In 2008, as a result of the liquidation proceedings of Lehman Re Ltd. (“Lehman Re”), a subsidiary of Lehman Brothers Holdings
Inc., we recorded an allowance against our reinsurance recoverable from Lehman Re of $27.4 million ($42.2 million pretax). This
reinsurance was placed in 1999 and was on a closed book of paid-up group whole life insurance business. In 2013, we sold our
claim against Lehman Re to an unrelated third party (including the reinsurance recoverable) and terminated the reinsurance
arrangement. Upon the sale of the claim and termination of the arrangement, we reversed the related allowance thereby reducing
other general and administrative expenses by $27.4 million ($42.2 million pretax) and recognized a $4.7 million ($7.2 million
pretax) gain on the sale in fees and other revenue.

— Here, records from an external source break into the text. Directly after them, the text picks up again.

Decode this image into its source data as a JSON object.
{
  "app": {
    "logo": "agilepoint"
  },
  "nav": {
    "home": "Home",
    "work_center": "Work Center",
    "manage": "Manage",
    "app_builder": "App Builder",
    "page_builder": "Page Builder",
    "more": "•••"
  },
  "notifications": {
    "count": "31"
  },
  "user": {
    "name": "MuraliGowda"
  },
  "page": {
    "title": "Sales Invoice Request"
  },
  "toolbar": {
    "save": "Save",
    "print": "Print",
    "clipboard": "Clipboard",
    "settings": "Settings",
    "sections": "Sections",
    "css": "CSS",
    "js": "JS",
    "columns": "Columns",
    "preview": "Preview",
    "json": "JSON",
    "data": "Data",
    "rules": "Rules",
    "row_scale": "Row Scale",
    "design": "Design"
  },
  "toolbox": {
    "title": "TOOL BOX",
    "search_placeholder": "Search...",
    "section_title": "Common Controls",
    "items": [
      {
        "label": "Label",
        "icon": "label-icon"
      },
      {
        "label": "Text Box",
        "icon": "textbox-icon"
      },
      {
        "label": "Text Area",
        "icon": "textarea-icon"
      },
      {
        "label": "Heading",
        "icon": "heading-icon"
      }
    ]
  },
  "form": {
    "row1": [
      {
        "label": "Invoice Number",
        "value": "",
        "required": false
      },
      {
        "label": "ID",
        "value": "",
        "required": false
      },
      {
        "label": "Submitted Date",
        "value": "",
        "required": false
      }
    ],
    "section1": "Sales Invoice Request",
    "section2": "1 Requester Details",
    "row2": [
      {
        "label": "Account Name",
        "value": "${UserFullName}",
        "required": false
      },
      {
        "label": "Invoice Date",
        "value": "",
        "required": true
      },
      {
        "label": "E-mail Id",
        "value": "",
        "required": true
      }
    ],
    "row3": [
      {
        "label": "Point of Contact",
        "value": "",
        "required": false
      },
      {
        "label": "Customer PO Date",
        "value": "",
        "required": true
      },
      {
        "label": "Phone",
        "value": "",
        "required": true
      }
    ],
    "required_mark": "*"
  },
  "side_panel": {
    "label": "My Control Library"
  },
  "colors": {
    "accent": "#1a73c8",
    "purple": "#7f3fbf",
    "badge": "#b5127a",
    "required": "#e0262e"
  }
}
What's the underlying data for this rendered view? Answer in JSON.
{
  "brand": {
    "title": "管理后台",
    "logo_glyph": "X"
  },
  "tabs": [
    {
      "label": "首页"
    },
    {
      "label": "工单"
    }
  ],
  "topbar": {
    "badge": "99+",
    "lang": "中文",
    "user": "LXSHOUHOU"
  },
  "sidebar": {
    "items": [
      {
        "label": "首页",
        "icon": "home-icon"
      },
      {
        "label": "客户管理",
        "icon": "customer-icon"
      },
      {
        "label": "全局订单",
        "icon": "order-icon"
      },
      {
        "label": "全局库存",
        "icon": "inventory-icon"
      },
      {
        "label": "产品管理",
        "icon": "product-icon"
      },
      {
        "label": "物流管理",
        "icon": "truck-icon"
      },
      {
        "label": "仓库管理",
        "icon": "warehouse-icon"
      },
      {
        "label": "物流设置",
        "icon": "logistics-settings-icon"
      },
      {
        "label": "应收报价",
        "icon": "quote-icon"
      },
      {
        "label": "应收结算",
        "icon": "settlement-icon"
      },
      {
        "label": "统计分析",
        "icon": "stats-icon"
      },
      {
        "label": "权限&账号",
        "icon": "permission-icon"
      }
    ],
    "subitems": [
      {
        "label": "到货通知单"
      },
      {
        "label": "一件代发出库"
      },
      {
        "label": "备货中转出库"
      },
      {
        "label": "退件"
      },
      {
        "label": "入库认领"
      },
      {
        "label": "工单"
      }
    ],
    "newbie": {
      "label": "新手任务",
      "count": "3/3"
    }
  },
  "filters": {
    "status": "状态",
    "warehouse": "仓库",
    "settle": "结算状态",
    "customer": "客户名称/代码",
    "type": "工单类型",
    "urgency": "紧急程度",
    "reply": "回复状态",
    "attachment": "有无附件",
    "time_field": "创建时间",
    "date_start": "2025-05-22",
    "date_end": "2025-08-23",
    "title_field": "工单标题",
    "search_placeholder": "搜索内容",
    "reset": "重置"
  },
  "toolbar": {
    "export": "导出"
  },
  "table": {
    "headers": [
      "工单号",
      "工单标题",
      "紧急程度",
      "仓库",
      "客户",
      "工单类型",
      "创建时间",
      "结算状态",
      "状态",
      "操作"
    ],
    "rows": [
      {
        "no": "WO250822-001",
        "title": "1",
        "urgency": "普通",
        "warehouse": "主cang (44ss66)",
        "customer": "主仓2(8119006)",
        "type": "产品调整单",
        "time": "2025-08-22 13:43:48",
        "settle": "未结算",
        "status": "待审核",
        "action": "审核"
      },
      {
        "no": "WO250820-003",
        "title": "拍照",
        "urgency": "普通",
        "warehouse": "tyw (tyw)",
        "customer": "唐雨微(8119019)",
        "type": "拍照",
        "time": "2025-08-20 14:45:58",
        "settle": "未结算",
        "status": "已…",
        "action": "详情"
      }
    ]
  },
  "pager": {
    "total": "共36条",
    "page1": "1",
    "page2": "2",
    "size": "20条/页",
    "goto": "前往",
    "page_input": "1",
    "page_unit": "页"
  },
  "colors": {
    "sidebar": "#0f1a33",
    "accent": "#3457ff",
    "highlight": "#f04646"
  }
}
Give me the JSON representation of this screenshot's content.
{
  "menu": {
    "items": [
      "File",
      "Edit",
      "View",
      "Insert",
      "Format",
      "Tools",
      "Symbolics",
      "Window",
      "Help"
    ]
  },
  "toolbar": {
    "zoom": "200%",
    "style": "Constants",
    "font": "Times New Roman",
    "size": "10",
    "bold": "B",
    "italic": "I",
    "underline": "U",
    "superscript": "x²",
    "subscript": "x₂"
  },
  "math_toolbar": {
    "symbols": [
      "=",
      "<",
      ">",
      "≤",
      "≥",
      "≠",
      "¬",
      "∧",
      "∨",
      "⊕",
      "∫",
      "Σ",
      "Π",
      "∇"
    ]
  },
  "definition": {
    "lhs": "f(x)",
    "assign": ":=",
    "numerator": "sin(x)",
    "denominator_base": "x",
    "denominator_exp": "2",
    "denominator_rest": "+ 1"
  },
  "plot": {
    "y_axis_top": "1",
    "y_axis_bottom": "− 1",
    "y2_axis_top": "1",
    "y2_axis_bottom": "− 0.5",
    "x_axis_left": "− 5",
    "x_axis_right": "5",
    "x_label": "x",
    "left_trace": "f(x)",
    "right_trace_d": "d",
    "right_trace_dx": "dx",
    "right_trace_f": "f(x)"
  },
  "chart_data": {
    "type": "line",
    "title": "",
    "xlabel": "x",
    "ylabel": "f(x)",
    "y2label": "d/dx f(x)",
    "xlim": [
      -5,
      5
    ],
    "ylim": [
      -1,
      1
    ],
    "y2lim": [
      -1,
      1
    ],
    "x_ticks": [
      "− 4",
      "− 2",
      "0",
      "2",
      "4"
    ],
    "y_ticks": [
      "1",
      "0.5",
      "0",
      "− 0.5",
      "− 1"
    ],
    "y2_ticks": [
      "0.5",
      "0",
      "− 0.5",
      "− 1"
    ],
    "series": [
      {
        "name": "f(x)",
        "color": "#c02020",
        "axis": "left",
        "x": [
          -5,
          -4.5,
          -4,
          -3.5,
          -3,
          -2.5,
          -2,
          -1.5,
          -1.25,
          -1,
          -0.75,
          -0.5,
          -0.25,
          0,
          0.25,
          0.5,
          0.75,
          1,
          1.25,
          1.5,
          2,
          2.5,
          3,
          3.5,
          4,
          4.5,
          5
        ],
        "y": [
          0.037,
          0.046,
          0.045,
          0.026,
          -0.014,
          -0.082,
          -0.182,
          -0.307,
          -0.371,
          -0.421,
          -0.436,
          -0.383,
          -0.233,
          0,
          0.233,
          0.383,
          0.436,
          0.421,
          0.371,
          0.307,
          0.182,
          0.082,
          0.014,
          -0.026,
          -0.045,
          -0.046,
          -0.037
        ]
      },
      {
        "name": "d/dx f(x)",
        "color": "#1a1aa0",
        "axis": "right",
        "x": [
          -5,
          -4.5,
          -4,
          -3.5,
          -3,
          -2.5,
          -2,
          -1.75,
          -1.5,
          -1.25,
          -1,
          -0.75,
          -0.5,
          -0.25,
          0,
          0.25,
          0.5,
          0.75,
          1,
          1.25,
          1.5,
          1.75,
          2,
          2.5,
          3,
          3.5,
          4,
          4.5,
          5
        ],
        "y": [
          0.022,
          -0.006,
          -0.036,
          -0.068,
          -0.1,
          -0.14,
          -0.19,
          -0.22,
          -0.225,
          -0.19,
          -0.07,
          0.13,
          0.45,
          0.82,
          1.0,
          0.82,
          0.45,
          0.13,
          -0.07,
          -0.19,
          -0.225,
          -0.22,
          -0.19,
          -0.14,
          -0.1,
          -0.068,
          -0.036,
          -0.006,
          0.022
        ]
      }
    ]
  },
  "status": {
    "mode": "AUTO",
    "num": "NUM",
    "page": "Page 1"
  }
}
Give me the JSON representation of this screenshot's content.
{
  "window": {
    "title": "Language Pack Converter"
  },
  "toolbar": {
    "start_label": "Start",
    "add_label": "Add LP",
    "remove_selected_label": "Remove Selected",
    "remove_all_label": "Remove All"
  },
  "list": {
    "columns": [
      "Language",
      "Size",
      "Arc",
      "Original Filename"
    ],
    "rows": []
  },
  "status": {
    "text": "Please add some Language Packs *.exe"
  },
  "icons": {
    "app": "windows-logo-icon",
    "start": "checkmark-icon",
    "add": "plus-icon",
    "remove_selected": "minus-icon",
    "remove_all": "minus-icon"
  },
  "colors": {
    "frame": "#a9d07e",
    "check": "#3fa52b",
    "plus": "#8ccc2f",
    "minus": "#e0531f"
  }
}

Operating earnings for 2014 increased by $40.1 million compared to 2013, primarily due to higher underwriting
margins, reflecting improved experience in both our life and disability products, partially offset by lower net
investment income due primarily to lower yields on debt securities. Operating earnings for 2013 declined by $33.5
million compared to 2012, primarily reflecting lower underwriting margins in our group life insurance products due
to higher claim incidence, partially offset by higher underwriting margins in our disability products.
Our group benefit ratios, which represent current and future benefits divided by premiums, were 85.2% for 2014,
93.5% for 2013, and 88.3% for 2012. The improvement in our group benefit ratio in 2014 is primarily due to higher
underwriting margins, reflecting improved experience in both our life and disability products. The increase in our
group benefit ratio in 2013 is primarily due to the fourth quarter 2013 charge related to changes in our life insurance
claim payment practices (including related escheatment practices) and lower underwriting margins in our group life
insurance products from higher claim incidence, partially offset by higher underwriting margins in our disability
products.
LARGE CASE PENSIONS
Large Case Pensions manages a variety of retirement products (including pension and annuity products) primarily
for tax-qualified pension plans. These products provide a variety of funding and benefit payment distribution
options and other services. The Large Case Pensions segment includes certain discontinued products.